April 15, 2025
In light of the proposed changes to Agricultural Property Relief (APR) and Business Property Relief (BPR) made in the Autumn budget, those affected should consider having a Will or have changes made to their existing Will. This will help you navigate and reduce the potential impact of the proposed changes, and improve your overall Inheritance Tax (IHT) position.
Simple Wills
In our article Agricultural Property Relief – What Farmers Need to Know and Do, we delved into the current APR and BPR position and the reliefs available. Currently, in the vast majority of cases, no IHT is payable on a farmer’s death as the 100% APR and BPR will most likely apply. This helps a farm stay within family ownership for generations to come, and for the family to be able to continue its business.
As a result, most farming families will have in place a simple Will because if APR applied to their assets (or to the majority of them), then they could simply leave everything to whomever they wanted without worrying about the IHT implications.
How will the proposed changes impact your IHT liability?
The main changes announced in the Budget caps the relief on combined agricultural and business property to £1 million. For the value of the assets that exceed this, only 50% relief will be available.
If a married couple have simple Wills passing all of their property to the other, on the death of the second spouse, there will now be a IHT bill. This can be illustrated by the following working example:
The position pre-April 2026
If a married couple have assets that amount to £3 million, with APR available for £2 million, with BPR available for £1 million, upon the death of each spouse, the IHT bill on death will zero.
The position post April 2026
In the above example, if a married couple have mirror Wills that passes all assets to each other, on the death of the second spouse, this time there will be a IHT liability to consider. This can be illustrated by the following:
On the death of the second spouse:
Value of the assets: |
£3,000,000 |
LESS | |
The £1 million 100% combined APR/BPR: |
£1,000,000 |
TOTAL CHARGEABLE ESTATE |
£2,000,000 |
LESS | |
Standard Nil Rate Band and Transferred Nil Rate Band |
£650,000 |
TOTAL £1,350,000 |
The IHT will be charged at a rate of 20% (which is 50% of the usual IHT rate of 40%)
The total tax payable would therefore amount to £270,000.00
What should you therefore be thinking about when reviewing your Wills?
Depending on a couple’s circumstances (and wishes), there are simple ways to navigate these changes.
In the working example above, the married couple may consider gifting assets (that would qualify for APR/BPR) up to a value of £1 million to someone else, perhaps their children, in their Wills. This, in turn, will reduce the value of the estate that is left to the surviving spouse.
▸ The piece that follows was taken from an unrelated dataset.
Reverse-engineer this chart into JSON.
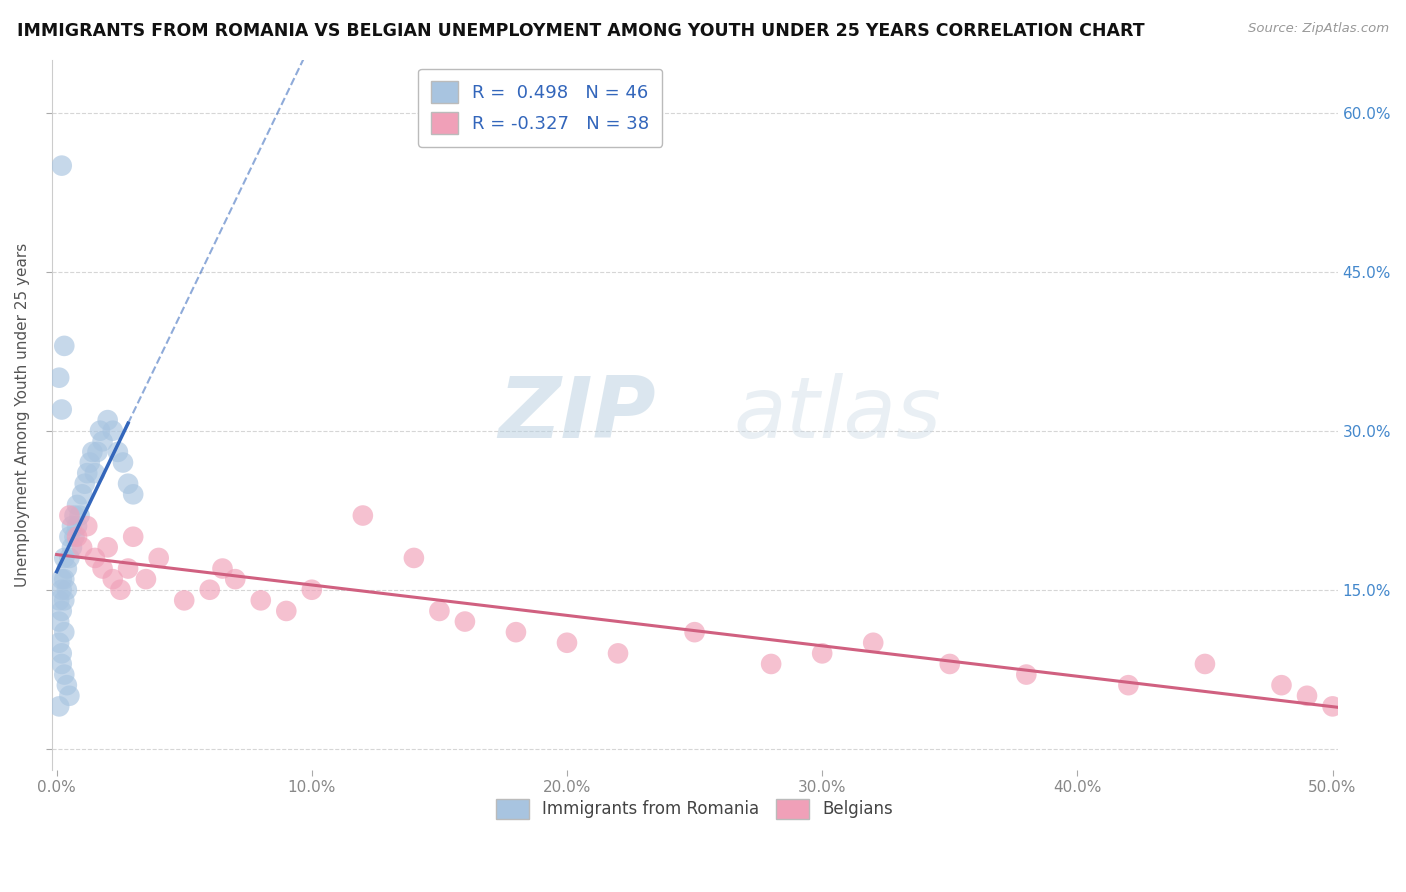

After applying the relevant Nil Rate Bands, this will have a dramatic effect on the IHT bill.
Also, if, as in this example, the total of each or either of the couple’s estates would not exceed £2,000,000, then the Residence Nil Rate Bands could be applied on the death of the second to die – potentially adding £350,000 to the Nil Rate Bands available on the death of the second spouse.
A further consideration should be to think about effective lifetime planning of gifting assets, and not leaving all assets to be dealt with in Wills. By managing this effectively, the married couple could reduce their IHT liability even further.
Our upcoming Article “Lifetime transfers and Gifts” will explore this further.
Considering your Will on a regular basis is important, as changes in circumstances can change what you had originally intended, and cause you and your loved ones some difficulties.